Neil Gaiman honoured his late friend Terry Pratchett at the premiere of 'Good Omens' by sitting next to a chair on which his trademark hat and scarf were placed.

Neil Gaiman and wife Amanda Palmer at the Good Omens premiere

Neil Gaiman and wife Amanda Palmer at the Good Omens premiere

Neil, 58, turned the pair's 1990 novel into a TV series for Amazon Prime Video on the request of his co-writer Terry who sadly died in March 2015 at the age of 66, never getting to see their story make it to the screen.

At the show's premiere at the Odeon Luxe Cinema in London's Leicester Square on Monday (28.05.19), Neil took the opportunity to remember his friend and honour his final wish.

Speaking on stage before the screening of Episodes 1 and 2, he said: "Terry always used to say to me, 'You know the big difference between us, Neil, is you believe that one day there'll be a 'Good Omens' movie. I will only believe it, whatever happens, if I'm sitting next to you at the premiere with a big bag of popcorn - and I don't promise I'll believe it then.'

"And I like to think, if he were here, right now, he might believe, as we made it for him. So just so everybody knows, right here, right at the front, is Terry Pratchett's hat, and an enormous bag of popcorn."

Neil and Terry had long wanted to bring their comedy story about the impending apocalypse at the hands of the Antichrist to the screen but couldn't find a screenwriter willing to adapt their book.

The 'American Gods' writer eventually took it upon himself to turn his tome into a script after receiving a letter in 2014 from his great friend Terry - who had been diagnosed with early-onset Alzheimer's disease in 2007 - asking him to do it so he could watch the finished series before the "lights went out".

Speaking on the special green grass carpet at the event - which he attended with his wife Amanda Palmer - Neil told BANG Showbiz: "What we really wanted was to find somebody to adapt it but me and Terry couldn't find anybody, everybody basically turned us down - some really good people too. They said it was too weird, or too complicated. Then in the summer of 2014 Terry wrote me a letter, he had never asked anything of me before, and said, 'You have to do this. I know how busy you are but you'll have to do it so I can see it before the lights go out.' I said, 'OK.' And then Terry died, which astonished me because I thought we had six or seven years of friendship left. I got back home from his funeral and started writing the first episode when I got back to America.

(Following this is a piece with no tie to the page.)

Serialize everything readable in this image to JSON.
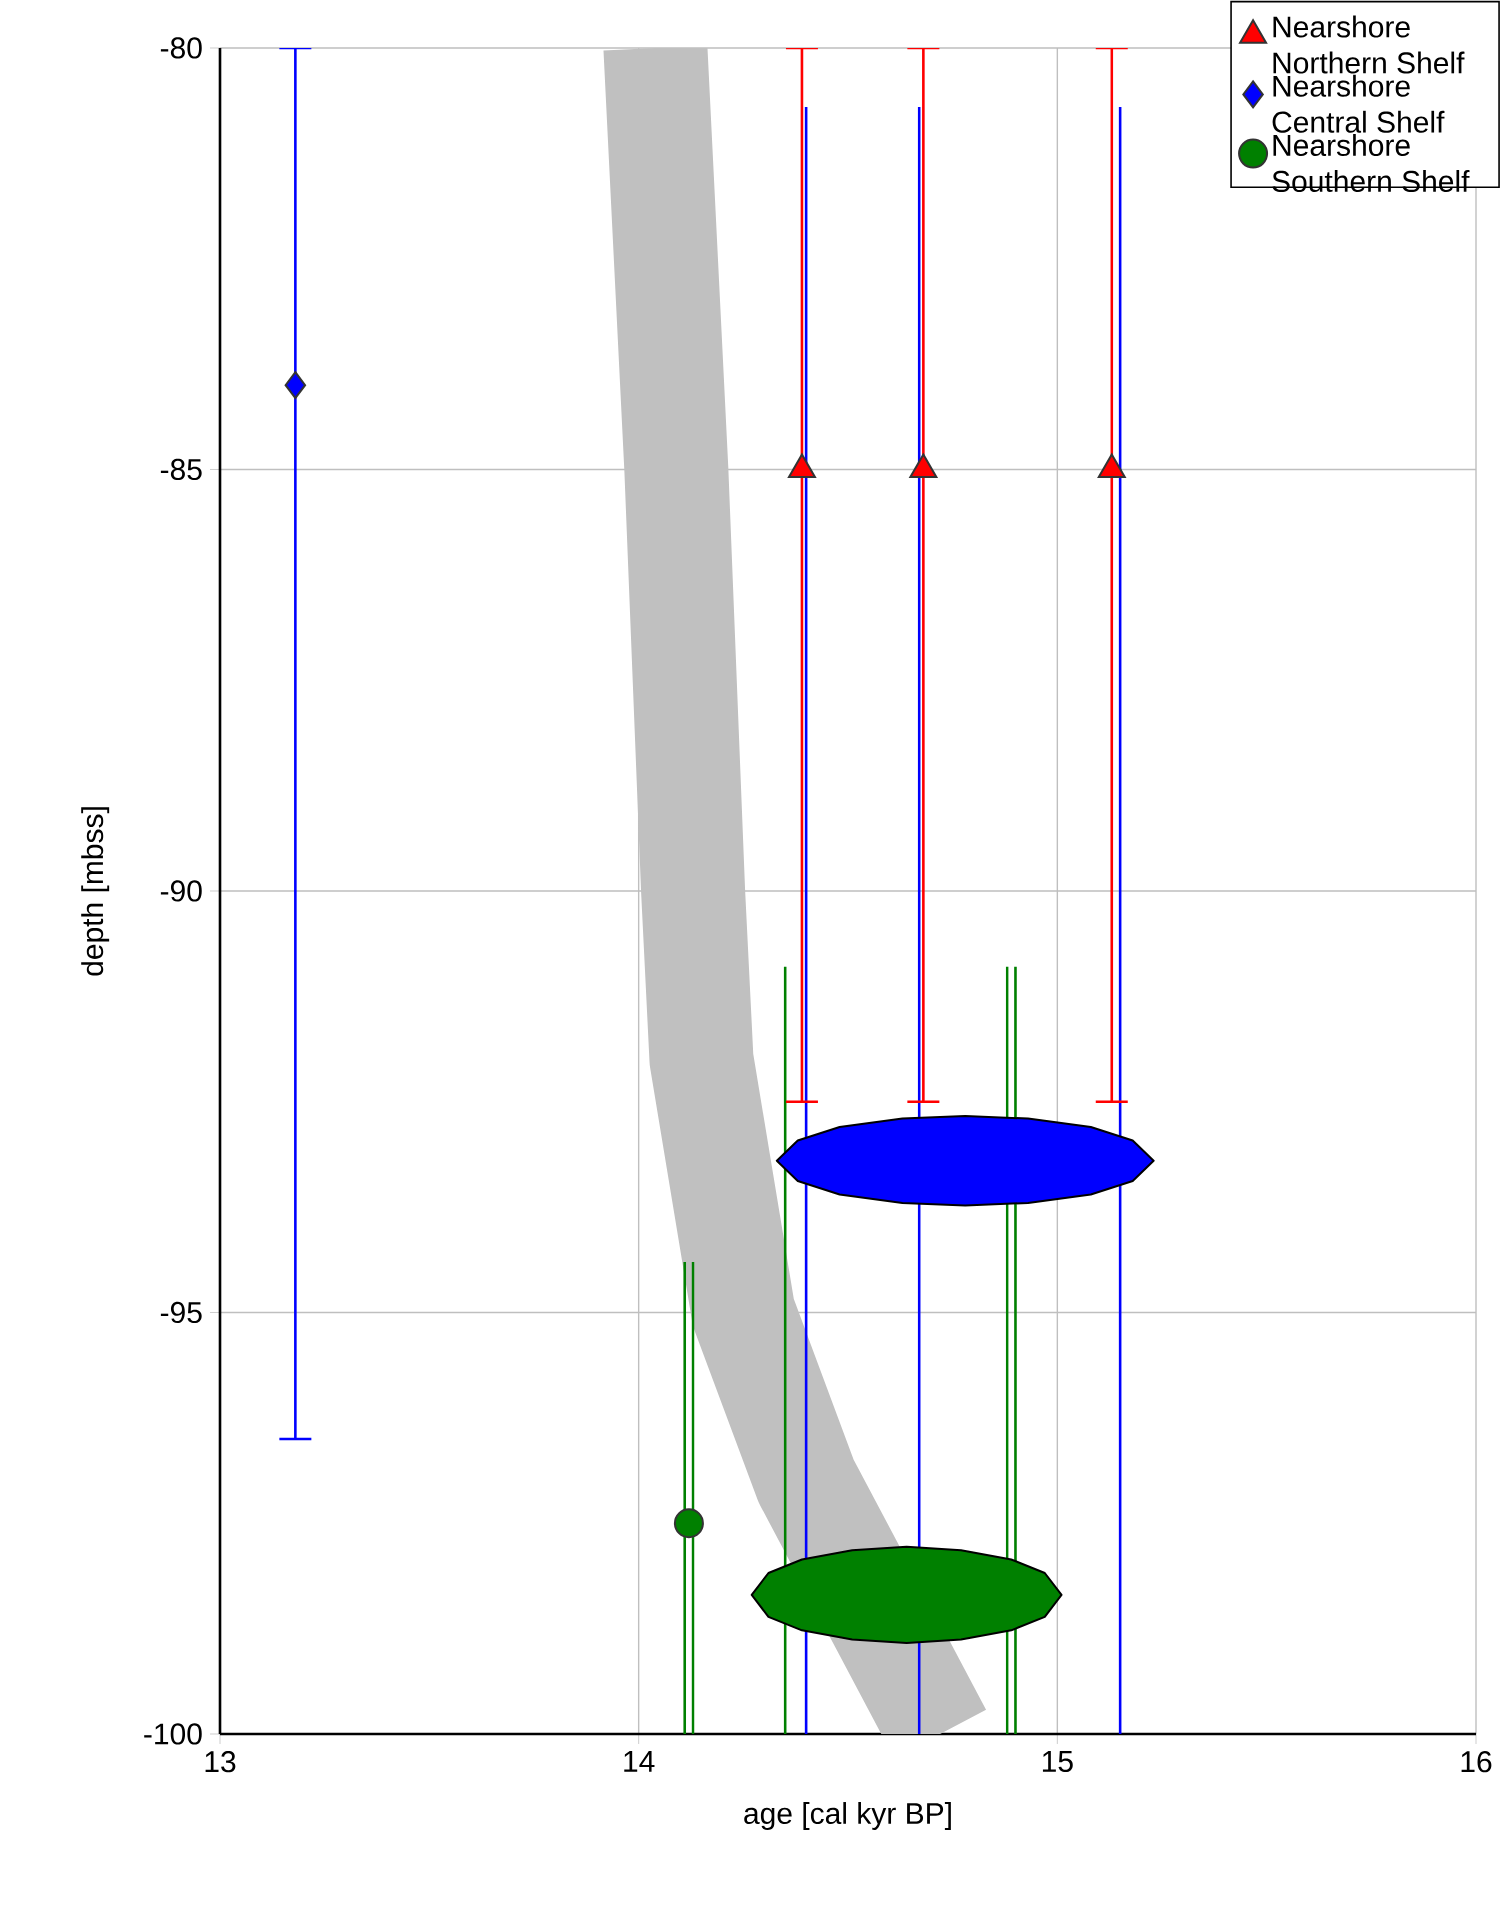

"It didn't feel funny and I missed him a lot but knowing I was making it for Terry was what kept me going no matter how difficult it got and no matter how strained, it was the knowledge that he was who I was doing it for. I think he'd like it, I wish he was here to see it."

'Good Omens' stars Michael Sheen as Aziraphale and David Tennant as Crowley, an angel and a demon who set out on a mission to locate the misplaced 11-year-old Antichrist in a bid to stop the apocalypse and retain their lives on Earth to which they have become accustomed.

The series - which launches exclusively on Amazon Prime Video on Friday (31.05.19) - also stars Jon Hamm, Miranda Richardson, Adria Arjona, Jack Whitehall, Mark Gatiss, Steve Pemberton, Frances McDormand and Nick Offerman.